We suggest that you compare the information on your MSN. Examine the MSM with your real receipts, medical expenses, and claims from your physicians, healthcare providers, and suppliers.
Check to see if everything is in order. Make a note of the following information:
It's possible that charges for services and supplies you didn't know you got will appear on your MSN, and they'll be legitimate. They are frequently items like examinations or medical appointments. However, the dates mentioned and their codes should, for the most part, match. If the codes aren't specified on your provider's paperwork, simply request copies of the codes included.
The MSM contains more information than just the medical treatment you've received in the last three months.
The sum of money you will be expected to contribute to healthcare providers directly. This is shown in the field "You May Be Bille" (Your providers will send you a bill; DO NOT pay anything until you receive a bill from them.)
The sum that your doctors directly paid Medicare for their services. (Your costs will not be shown in the "Amount Charged" field.)
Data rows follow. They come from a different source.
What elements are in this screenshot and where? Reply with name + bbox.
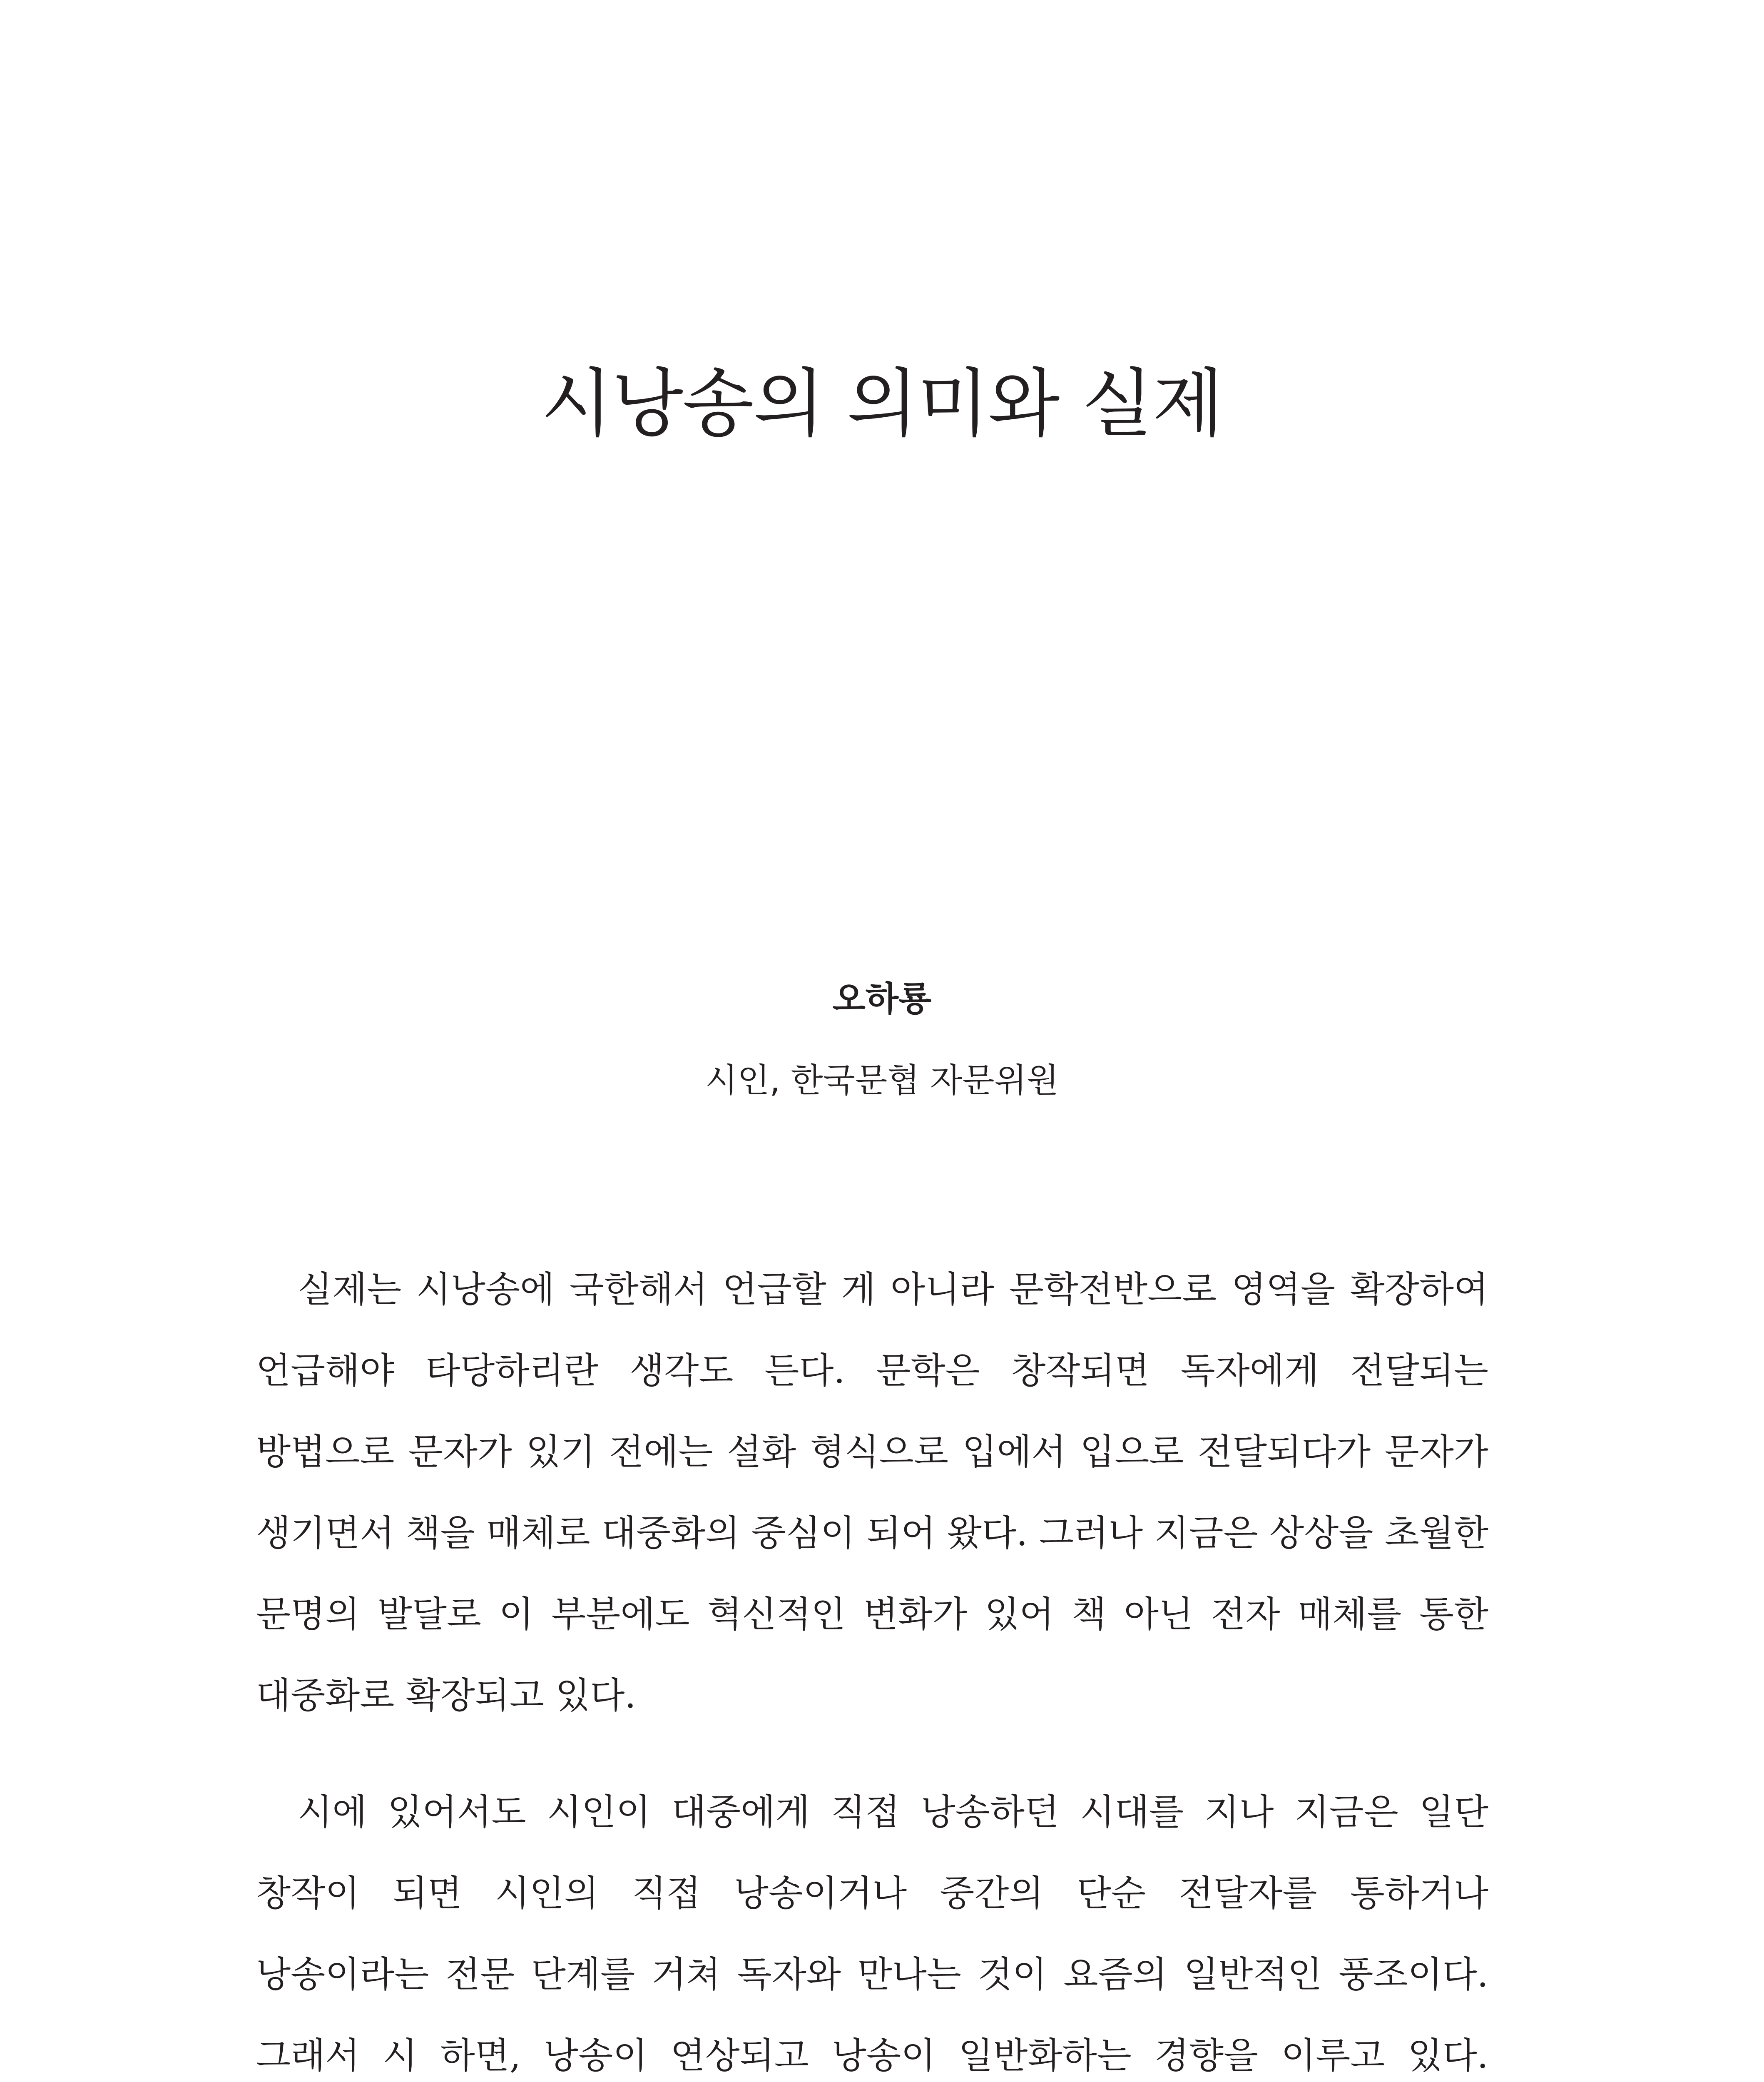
body-paragraph-1: 실제는 시낭송에 국한해서 언급할 게 아니라 문학전반으로 영역을 확장하여 언급해야 타당하리란 생각도 든다. 문학은 창작되면 독자에게 전달되는 방법으로 문자가 있기 전에는 설화 형식으로 입에서 입으로 전달되다가 문자가 생기면서 책을 매체로 대중화의 중심이 되어 왔다. 그러나 지금은 상상을 초월한 문명의 발달로 이 부분에도 혁신적인 변화가 있어 책 아닌 전자 매체를 통한 대중화로 확장되고 있다. [256,1269,1488,1716]
article-title: 시낭송의 의미와 실제 [541,361,1223,447]
author-name: 오하룡 [832,979,932,1019]
body-paragraph-2: 시에 있어서도 시인이 대중에게 직접 낭송하던 시대를 지나 지금은 일단 창작이 되면 시인의 직접 낭송이거나 중간의 단순 전달자를 통하거나 낭송이라는 전문 단계를 거쳐 독자와 만나는 것이 요즘의 일반적인 풍조이다. 그래서 시 하면, 낭송이 연상되고 낭송이 일반화하는 경향을 이루고 있다. [256,1791,1488,2077]
author-affiliation: 시인, 한국문협 자문위원 [705,1061,1059,1100]
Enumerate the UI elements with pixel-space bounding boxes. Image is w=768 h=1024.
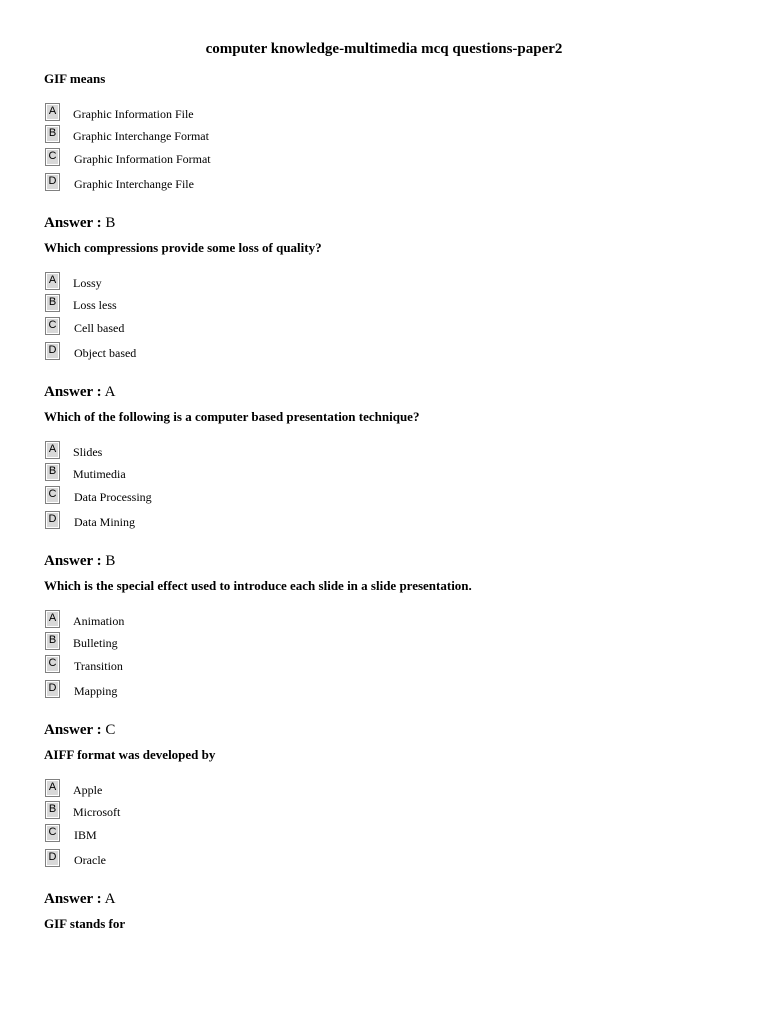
answer-line bbox=[44, 213, 744, 233]
option-letter-box: D bbox=[45, 680, 60, 698]
answer-line bbox=[44, 720, 744, 740]
option-text: Graphic Interchange File bbox=[74, 177, 194, 191]
answer-label: Answer : bbox=[44, 722, 102, 738]
answer-value: B bbox=[105, 215, 116, 231]
option-text: Oracle bbox=[74, 853, 106, 867]
option-text: IBM bbox=[74, 828, 97, 842]
option-letter-box: D bbox=[45, 342, 60, 360]
answer-label: Answer : bbox=[44, 891, 102, 907]
answer-line bbox=[44, 889, 744, 909]
option-text: Slides bbox=[73, 445, 103, 459]
option-letter-box: D bbox=[45, 511, 60, 529]
option-text: Mapping bbox=[74, 684, 118, 698]
question-block bbox=[44, 914, 744, 934]
option-text: Data Processing bbox=[74, 490, 152, 504]
question-text: Which compressions provide some loss of quality? bbox=[44, 240, 322, 255]
answer-label: Answer : bbox=[44, 215, 102, 231]
question-text: GIF stands for bbox=[44, 916, 126, 931]
answer-line bbox=[44, 382, 744, 402]
option-letter-box: B bbox=[45, 632, 60, 650]
answer-value: B bbox=[105, 553, 116, 569]
option-text: Object based bbox=[74, 346, 137, 360]
options-list bbox=[44, 272, 744, 368]
question-text: AIFF format was developed by bbox=[44, 747, 216, 762]
option-letter-box: C bbox=[45, 486, 60, 504]
option-letter-box: A bbox=[45, 103, 60, 121]
question-block bbox=[44, 576, 744, 740]
answer-value: A bbox=[104, 891, 116, 907]
option-letter-box: B bbox=[45, 294, 60, 312]
question-text: Which is the special effect used to introduce each slide in a slide presentation. bbox=[44, 578, 472, 593]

All non-covered charges. This area will show you any charges for programs that are either excluded (not covered) or rejected by Medicare. If this field has a value of $0.00, there were no programs that were excluded or rejected. If you see a fee in this field, you are responsible for paying it. If you disagree with a non-covered fee, you may file an appeal.
Also Read: How To Resolve Common Medicare Complaints?
A decent rule of thumb is to keep your MSNs for at least 12 months. It enables you to track Medicare's payment history. The key reason to keep your MSM for a year is that Medicare allows all health-care applications to be made within 12 months of the date of service.
If you notice that a service or item has been rejected, check with your doctor or other health care provider to see if the information was requested correctly. The doctor's office will resubmit if they haven't already.
Yes, you certainly can. MyMedicare.gov has your MSM available online. You'll be able to log in and see both the costs that Medicare will cover and the charges that you'll be liable for (or your supplemental insurance if you have a separate plan).
You have the right to file an appeal if you disagree with a decision taken. Take a look at the Medicare Summary Notice's last tab. It will walk you through how (and when) to file your appeal step by step.
If you need a copy of your MSM or have misplaced it, call 1-800-MEDICARE to order a replacement. You can also access your account through www.mymedicare.gov.